Purpose: To investigate the sensitivity of diffusion-MR signal to microstructural change in muscle tissue associated with pathology, and recommend optimal acquisition parameters.
Methods: We employ Monte-Carlo simulation of diffusing spins in hierarchical tissue to generate synthetic diffusion-weighted signal curves over a wide range of scan parameters. Curves are analyzed using entropy-a measure of curve complexity. Entropy change between a baseline and various microstructural scenarios is investigated. We find acquisitions that optimize entropy difference in each scenario.
Results: Permeability changes have a large effect on the diffusion-weighted signal curve. Muscle fiber atrophy is also important, although differentiating between mechanisms is challenging. Several acquisitions over a range of diffusion times is optimal for imaging microstructural change in muscle tissue. Sensitivity to permeability is optimized for high gradient strengths, but sensitivity to other scenarios is optimal at other values.

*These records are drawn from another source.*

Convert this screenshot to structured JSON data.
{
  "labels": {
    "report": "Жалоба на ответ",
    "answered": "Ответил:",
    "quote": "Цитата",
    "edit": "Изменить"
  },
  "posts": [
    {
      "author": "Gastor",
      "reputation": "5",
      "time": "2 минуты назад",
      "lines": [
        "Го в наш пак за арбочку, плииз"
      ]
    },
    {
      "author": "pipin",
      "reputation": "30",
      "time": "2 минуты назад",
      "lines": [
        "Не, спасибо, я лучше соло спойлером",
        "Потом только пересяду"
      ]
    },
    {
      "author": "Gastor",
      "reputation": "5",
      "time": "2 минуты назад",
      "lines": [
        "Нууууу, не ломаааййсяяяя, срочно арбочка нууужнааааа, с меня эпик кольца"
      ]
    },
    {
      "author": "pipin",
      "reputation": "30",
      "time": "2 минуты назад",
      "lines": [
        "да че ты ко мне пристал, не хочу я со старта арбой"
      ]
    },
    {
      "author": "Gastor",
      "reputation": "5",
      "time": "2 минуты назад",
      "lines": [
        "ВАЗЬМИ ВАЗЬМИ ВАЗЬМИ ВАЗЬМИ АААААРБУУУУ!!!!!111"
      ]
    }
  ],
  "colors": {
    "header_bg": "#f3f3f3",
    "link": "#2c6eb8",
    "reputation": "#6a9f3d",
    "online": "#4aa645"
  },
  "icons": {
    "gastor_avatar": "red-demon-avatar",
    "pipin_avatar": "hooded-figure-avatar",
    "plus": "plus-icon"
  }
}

Conclusions: The diffusion-attenuated signal is sensitive to the microstructural changes, but the changes are subtle. Taking full advantage of the changes to the overall curve requires a set of acquisitions over a range of diffusion times. Permeability causes the largest changes, but even the very subtle changes associated with fiber radius distribution change the curves more than noise alone. Magn Reson Med 78:1187-1198, 2017. © 2016 International Society for Magnetic Resonance in Medicine.
Keywords: Duchenne muscular dystrophy; Monte-Carlo simulation; diffusion MRI; entropy; muscle; pathology modeling.
© 2016 International Society for Magnetic Resonance in Medicine.